LA BRAVATA DI UN ISPETTORE DI P. S.

Il 3 gennaio l’Ispettore di Pubblica sicurezza Rinaldi lo invita a recarsi nel di lui ufficio; ma Curatolo rispose sdegnoso di non aver nulla da fare con l’Ispettore. L’indomani l’Ispettore si vendica del rifiuto arrestandolo, chiudendone la farmacia e trattenendone la chiave per dodici giorni. E l’Ispettore arrestandolo non nasconde che ciò fa pel rifiuto e di averlo punito siffattamente ancora si vanta!

La Camera di Consiglio non ebbe il coraggio di legittimare l’arresto una prima volta; si limitò invece a secondare la proposta del Pubblico ministero di rinviare la legittimazione dell’arresto ad un altro mese aspettando che si potessero rinvenire gli elementi di colpabilità sino allora mancanti.
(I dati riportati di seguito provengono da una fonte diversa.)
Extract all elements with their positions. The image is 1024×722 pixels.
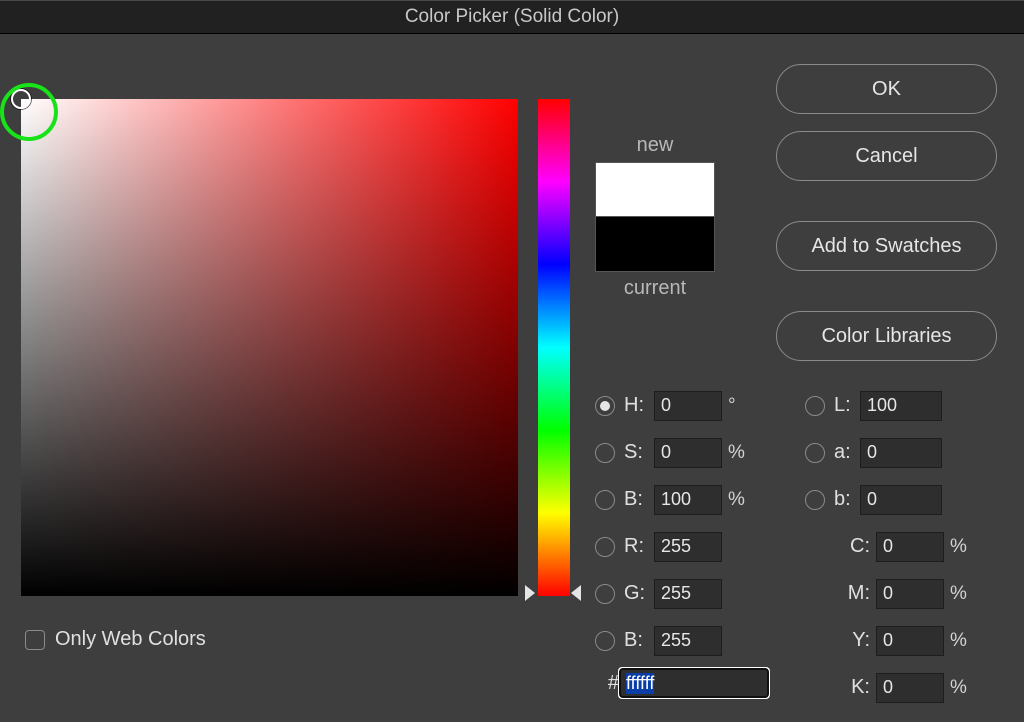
color-field-marker[interactable]: [11, 89, 31, 109]
unit-percent: %: [944, 583, 972, 605]
label-r: R:: [624, 535, 654, 558]
radio-red[interactable]: [595, 537, 615, 557]
input-hue[interactable]: [654, 391, 722, 421]
swatch-new[interactable]: [595, 162, 715, 217]
input-green[interactable]: [654, 579, 722, 609]
input-hex[interactable]: [619, 668, 769, 698]
preview-new-label: new: [595, 134, 715, 157]
radio-hue[interactable]: [595, 396, 615, 416]
swatch-current[interactable]: [595, 217, 715, 272]
color-libraries-button[interactable]: Color Libraries: [776, 311, 997, 361]
label-g: G:: [624, 582, 654, 605]
label-cmyk-c: C:: [840, 535, 876, 558]
input-cmyk-k[interactable]: [876, 673, 944, 703]
ok-button[interactable]: OK: [776, 64, 997, 114]
label-cmyk-y: Y:: [840, 629, 876, 652]
unit-percent: %: [722, 442, 750, 464]
label-lab-a: a:: [834, 441, 860, 464]
label-b-rgb: B:: [624, 629, 654, 652]
radio-saturation[interactable]: [595, 443, 615, 463]
dialog-title: Color Picker (Solid Color): [0, 0, 1024, 34]
label-lab-l: L:: [834, 394, 860, 417]
only-web-colors-checkbox[interactable]: Only Web Colors: [25, 628, 206, 651]
checkbox-icon: [25, 630, 45, 650]
input-cmyk-c[interactable]: [876, 532, 944, 562]
hue-slider[interactable]: [538, 99, 570, 596]
color-field[interactable]: [21, 99, 518, 596]
unit-percent: %: [944, 630, 972, 652]
radio-lab-l[interactable]: [805, 396, 825, 416]
unit-degree: °: [722, 395, 750, 417]
label-hex: #: [595, 672, 619, 695]
input-red[interactable]: [654, 532, 722, 562]
preview-current-label: current: [595, 277, 715, 300]
input-blue[interactable]: [654, 626, 722, 656]
radio-blue[interactable]: [595, 631, 615, 651]
input-lab-a[interactable]: [860, 438, 942, 468]
label-s: S:: [624, 441, 654, 464]
radio-lab-b[interactable]: [805, 490, 825, 510]
input-saturation[interactable]: [654, 438, 722, 468]
label-cmyk-m: M:: [840, 582, 876, 605]
label-h: H:: [624, 394, 654, 417]
input-cmyk-m[interactable]: [876, 579, 944, 609]
radio-green[interactable]: [595, 584, 615, 604]
radio-brightness[interactable]: [595, 490, 615, 510]
unit-percent: %: [722, 489, 750, 511]
input-cmyk-y[interactable]: [876, 626, 944, 656]
label-lab-b: b:: [834, 488, 860, 511]
label-b-hsb: B:: [624, 488, 654, 511]
unit-percent: %: [944, 536, 972, 558]
input-lab-l[interactable]: [860, 391, 942, 421]
input-brightness[interactable]: [654, 485, 722, 515]
unit-percent: %: [944, 677, 972, 699]
label-cmyk-k: K:: [840, 676, 876, 699]
add-to-swatches-button[interactable]: Add to Swatches: [776, 221, 997, 271]
dialog-body: new current OK Cancel Add to Swatches Co…: [0, 34, 1024, 722]
radio-lab-a[interactable]: [805, 443, 825, 463]
cancel-button[interactable]: Cancel: [776, 131, 997, 181]
only-web-colors-label: Only Web Colors: [55, 628, 206, 651]
input-lab-b[interactable]: [860, 485, 942, 515]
Trascorso il mese, sulla base degli stessi elementi negativi, la Camera di Consiglio del Tribunale Penale lo rinviava al Tribunale di guerra di Trapani.

Il giorno 12 Marzo doveva trattarsi la causa; ma fu rinviata, sicuramente per pressioni dell’autorità politica, perchè l’avvocato fiscale Cav. Anastasi aveva detto che egli non trovava alcun elemento che sorreggesse l’accusa ed il Presidente del Tribunale di guerra Colonnello Bussolino—quello stesso che staffilò a sangue la magistratura ordinaria—aveva detto pubblicamente essere sicura l’assoluzione dell’imputato.

SETTE ANNI DI RECLUSIONE

Innanzi al Tribunale di guerra la causa si trattò il giorno 20 marzo con un personale tutto diverso, a cui, affermavasi da tutti, era stata imposta la sentenza; e Vincenzo Curatolo, infatti, non ostante le risultanze del processo, nell’assenza di alcun documento che lo accusasse e sulla base della sola testimonianza di un confidente di questura che disse averlo visto in Paceco—il grande delitto!—il giorno 3 Gennaio, venne condannato a sette anni di reclusione!

La enormità e la iniquità di questo processo e di questa sentenza risultano a luce meridiana dai considerandi della sentenza stessa e dal rapporto dell’Ispettore di P. S. Rinaldi, che dopo averlo arrestato per una bizza personale, lo denunziò al magistrato—e volle egli stesso rilevare che denunziava lui solo—come responsabile dei reati previsti dall’art. 120 e 252 del Codice penale.

Il rapporto del 7 Gennaio al Giudice Istruttore del Tribunale Penale fa colpa al Curatolo di essersi sdegnosamente rifiutato d’intervenire nell’ufficio dell’Ispettore: e di avere inneggiato al socialismo mentre, arrestato, veniva condotto in caserma; di aver sempre di nascosto diretto il movimento; di essere uno dei capi agitatori. Il rapporto non nega che il Curatolo avesse consigliato pubblicamente la calma: ma soggiunse «il suo breve discorso fatto con molta arte, nel mentre non meritava interruzioni da parte dell’autorità di P. S., dall’altra eccitava vieppiù gli operai verso le classi più abbienti».

LE ACCUSE DELLA POLIZIA

Venne forse l’ordine di arresto da Palermo dove nelle perquisizioni ai membri del Comitato Centrale dei Fasci si erano per avventura trovati documenti compromettenti pel Curatolo? Niente affatto. È l’Ispettore Rinaldi che ci dà il testo di questo eloquente telegramma del Questore di Palermo: «Prego disporre accurata perquisizione nel domicilio del nominato Vincenzo Curatolo farmacista, costà in via Cortina, noto socialista E DISPORNE ARRESTO SECONDO RISULTANZE PERQUISIZIONE.» Dunque a Palermo non c’erano motivi di veruna sorta—non ne trovò il sig. questore Lucchese!—per il suo arresto.